Networked Environment for Music Analysis (NEMA)

Principal Investigators: J. Stephen Downie, Ichiro Fujinaga

Research Partners: David De Roure, Mark Sandler, Tim Crawford, David Bainbridge

Funding Source: Scholarly Communications program of the Andrew W. Mellon Foundation

INTRODUCTION

The Networked Environment for Music Analysis (NEMA) project is a multinational, multidisciplinary cyberinfrastructure project for music information processing that builds upon and extends the music information retrieval research being conducted by the International Music Information Retrieval Systems Evaluation Laboratory (IMIRSEL) at the University of Illinois at Urbana-Champaign (UIUC). NEMA brings together the collective projects and the associated tools of six world leaders in the domains of music information retrieval (MIR), computational musicology (CM) and e-humanities research. NEMA provides an open and extensible webservice-based resource framework that facilitates the integration of music data and analytic/evaluative tools that can be used by the global MIR and CM research and education communities on a basis independent of time or location. To help achieve this goal, the NEMA team is working co-operatively with the UIUC-based, Mellon-funded, Software Environment for the Advancement of Scholarly Research (SEASR) project to exploit SEASR’s expertise and technologies in the domains of data mining and webservice-based resource framework development.

Shown in the diagram below is the current architecture of the NEMA system. Click on it for a larger view. An in depth description of the NEMA architecture can be found here.

Logical diagram of the NEMA system architecture

MOTIVATION

The NEMA project was inspired by the lessons learned over the course of the Mellon-funded Music Information Retrieval/Music Digital Library Evaluation Project (2003-2007) led by Prof. J. Stephen Downie and his IMIRSEL team at UIUC's Graduate School of Library and Information Science (GSLIS). Downie’s experience in running the annual Music Information Retrieval Evaluation eXchange (MIREX) on behalf of the MIR community has brought to the fore three important issues that have a direct impact on the present NEMA project. The automation, distribution and integration of MIR and CM research tool development, evaluation and use are but some of the important issues being addressed under the NEMA rubric.

Evaluation report for a chord transcription task

VISION

NEMA Phase I offers the promise of a new and expanded MIR/CM research paradigm.

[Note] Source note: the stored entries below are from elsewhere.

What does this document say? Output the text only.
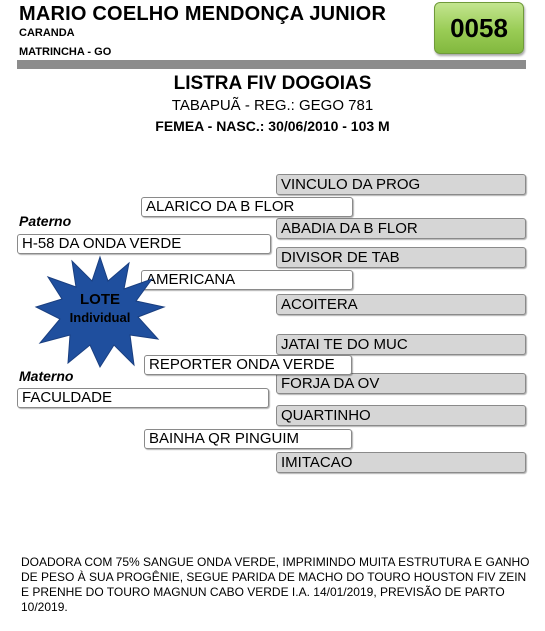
MARIO COELHO MENDONÇA JUNIOR
CARANDA
MATRINCHA - GO
0058
LISTRA FIV DOGOIAS
TABAPUÃ - REG.: GEGO 781
FEMEA - NASC.: 30/06/2010 - 103 M
Paterno
Materno
VINCULO DA PROG
ABADIA DA B FLOR
DIVISOR DE TAB
ACOITERA
JATAI TE DO MUC
FORJA DA OV
QUARTINHO
IMITACAO
ALARICO DA B FLOR
AMERICANA
REPORTER ONDA VERDE
BAINHA QR PINGUIM
H-58 DA ONDA VERDE
FACULDADE
LOTE
Individual
DOADORA COM 75% SANGUE ONDA VERDE, IMPRIMINDO MUITA ESTRUTURA E GANHO DE PESO À SUA PROGÊNIE, SEGUE PARIDA DE MACHO DO TOURO HOUSTON FIV ZEIN E PRENHE DO TOURO MAGNUN CABO VERDE I.A. 14/01/2019, PREVISÃO DE PARTO 10/2019.
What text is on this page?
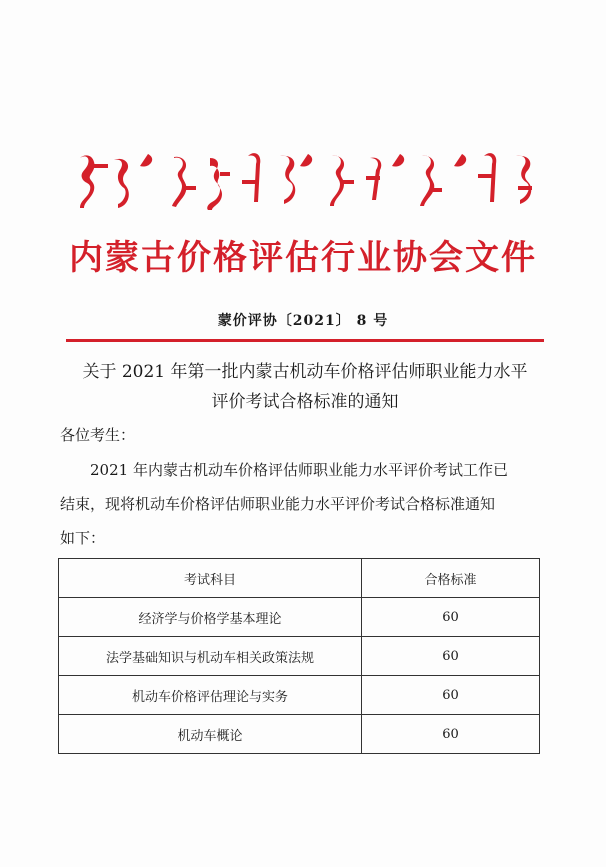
内蒙古价格评估行业协会文件
蒙价评协〔2021〕 8 号
关于 2021 年第一批内蒙古机动车价格评估师职业能力水平
评价考试合格标准的通知
各位考生：
2021 年内蒙古机动车价格评估师职业能力水平评价考试工作已
结束，现将机动车价格评估师职业能力水平评价考试合格标准通知
如下：
考试科目	合格标准
经济学与价格学基本理论	60
法学基础知识与机动车相关政策法规	60
机动车价格评估理论与实务	60
机动车概论	60
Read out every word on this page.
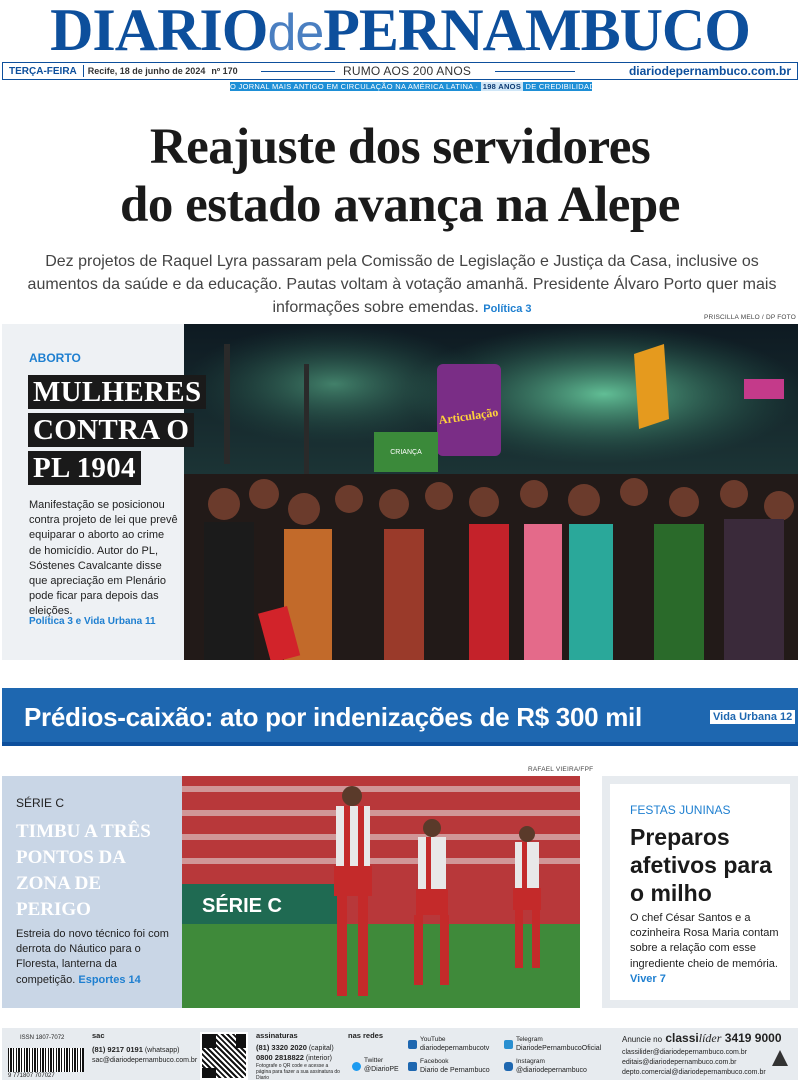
DIARIOdePERNAMBUCO
TERÇA-FEIRA	Recife, 18 de junho de 2024 nº 170	RUMO AOS 200 ANOS	diariodepernambuco.com.br
O JORNAL MAIS ANTIGO EM CIRCULAÇÃO NA AMÉRICA LATINA · 198 ANOS DE CREDIBILIDADE
Reajuste dos servidores
do estado avança na Alepe

Dez projetos de Raquel Lyra passaram pela Comissão de Legislação e Justiça da Casa, inclusive os aumentos da saúde e da educação. Pautas voltam à votação amanhã. Presidente Álvaro Porto quer mais informações sobre emendas. Política 3

PRISCILLA MELO / DP FOTO
Articulação
CRIANÇA
ABORTO
MULHERES
CONTRA O
PL 1904

Manifestação se posicionou contra projeto de lei que prevê equiparar o aborto ao crime de homicídio. Autor do PL, Sóstenes Cavalcante disse que apreciação em Plenário pode ficar para depois das eleições.

Política 3 e Vida Urbana 11
Prédios-caixão: ato por indenizações de R$ 300 mil	Vida Urbana 12
RAFAEL VIEIRA/FPF
SÉRIE C
TIMBU A TRÊS PONTOS DA ZONA DE PERIGO

Estreia do novo técnico foi com derrota do Náutico para o Floresta, lanterna da competição. Esportes 14

SÉRIE C
FESTAS JUNINAS
Preparos afetivos para o milho

O chef César Santos e a cozinheira Rosa Maria contam sobre a relação com esse ingrediente cheio de memória. Viver 7

ISSN 1807-7072
9 771807 707027
sac
(81) 9217 0191 (whatsapp)
sac@diariodepernambuco.com.br
assinaturas
(81) 3320 2020 (capital)
0800 2818822 (interior)
Fotografe o QR code e acesse a página para fazer a sua assinatura do Diario
nas redes
Twitter
@DiarioPE
YouTube
diariodepernambucotv
Facebook
Diario de Pernambuco
Telegram
DiariodePernambucoOficial
Instagram
@diariodepernambuco
Anuncie no classilíder 3419 9000
classilider@diariodepernambuco.com.br
editais@diariodepernambuco.com.br
depto.comercial@diariodepernambuco.com.br
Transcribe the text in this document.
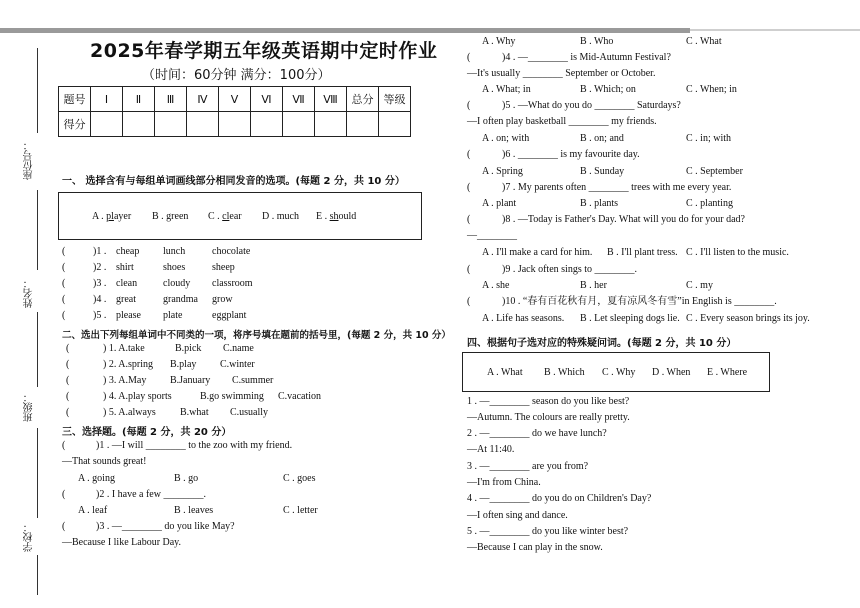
座位号：
姓名：
班级：
学校：
2025年春学期五年级英语期中定时作业
（时间：60分钟 满分：100分）
题号	Ⅰ	Ⅱ	Ⅲ	Ⅳ	Ⅴ	Ⅵ	Ⅶ	Ⅷ	总分	等级
得分										
一、 选择含有与每组单词画线部分相同发音的选项。(每题 2 分，共 10 分）
A . player B . green C . clear D . much E . should
(	)1 . cheap lunch	chocolate
(	)2 . shirt	shoes	sheep
(	)3 . clean	cloudy classroom
(	)4 . great	grandma grow
(	)5 . please plate	eggplant
二、选出下列每组单词中不同类的一项，将序号填在题前的括号里，(每题 2 分，共 10 分）
(	) 1. A.take	B.pick C.name
(	) 2. A.spring B.play C.winter
(	) 3. A.May B.January C.summer
(	) 4. A.play sports	B.go swimming C.vacation
(	) 5. A.always B.what C.usually
三、选择题。(每题 2 分，共 20 分）
(	)1 . —I will ________ to the zoo with my friend.
—That sounds great!
A . going	B . go	C . goes
(	)2 . I have a few ________.
A . leaf	B . leaves	C . letter
(	)3 . —________ do you like May?
—Because I like Labour Day.
A . Why	B . Who	C . What
(	)4 . —________ is Mid-Autumn Festival?
—It's usually ________ September or October.
A . What; in	B . Which; on	C . When; in
(	)5 . —What do you do ________ Saturdays?
—I often play basketball ________ my friends.
A . on; with	B . on; and	C . in; with
(	)6 . ________ is my favourite day.
A . Spring	B . Sunday	C . September
(	)7 . My parents often ________ trees with me every year.
A . plant	B . plants	C . planting
(	)8 . —Today is Father's Day. What will you do for your dad?
—________
A . I'll make a card for him. B . I'll plant tress. C . I'll listen to the music.
(	)9 . Jack often sings to ________.
A . she	B . her	C . my
(	)10 . “春有百花秋有月，夏有凉风冬有雪”in English is ________.
A . Life has seasons. B . Let sleeping dogs lie. C . Every season brings its joy.
四、根据句子选对应的特殊疑问词。(每题 2 分，共 10 分）
A . What B . Which C . Why D . When E . Where
1 . —________ season do you like best?
—Autumn. The colours are really pretty.
2 . —________ do we have lunch?
—At 11:40.
3 . —________ are you from?
—I'm from China.
4 . —________ do you do on Children's Day?
—I often sing and dance.
5 . —________ do you like winter best?
—Because I can play in the snow.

Under this new paradigm, it should become possible for MIR/CM researchers to overcome limitations of time-specific and location-specific resources. In the new NEMA reality, for example, it should become commonplace for researchers at Lab A to build a virtual collection from Library B and Lab C, acquire the necessary ground-truth from Lab D, incorporate a feature extractor from Lab E, amalgamate the extracted features with those provided by Lab F, build a set of models based on a pair of classifiers from Labs G and H and then validate the results against another virtual collection taken from Lab I and Library J. Once completed, the results and newly created features sets would be, in turn, made available for others to build upon.

KEY GOALS

  1. Resource accessibility. For example, new means to provide access to good ground-truth sets, to broad-based music collections, to feature sets, and to pre-built models, etc. must be found.
  2. Resource discovery. For example, new discovery tools are needed so that individual items or resource subsets might be put to use.
  3. Resource sharing/re-use. For example, new standards for ground-truth and feature sets must be developed to facilitate their re-use.
  4. Resource customization. For example, new ways need to be developed to help researchers amalgamate aspects of independently produced feature sets to create novel feature sets.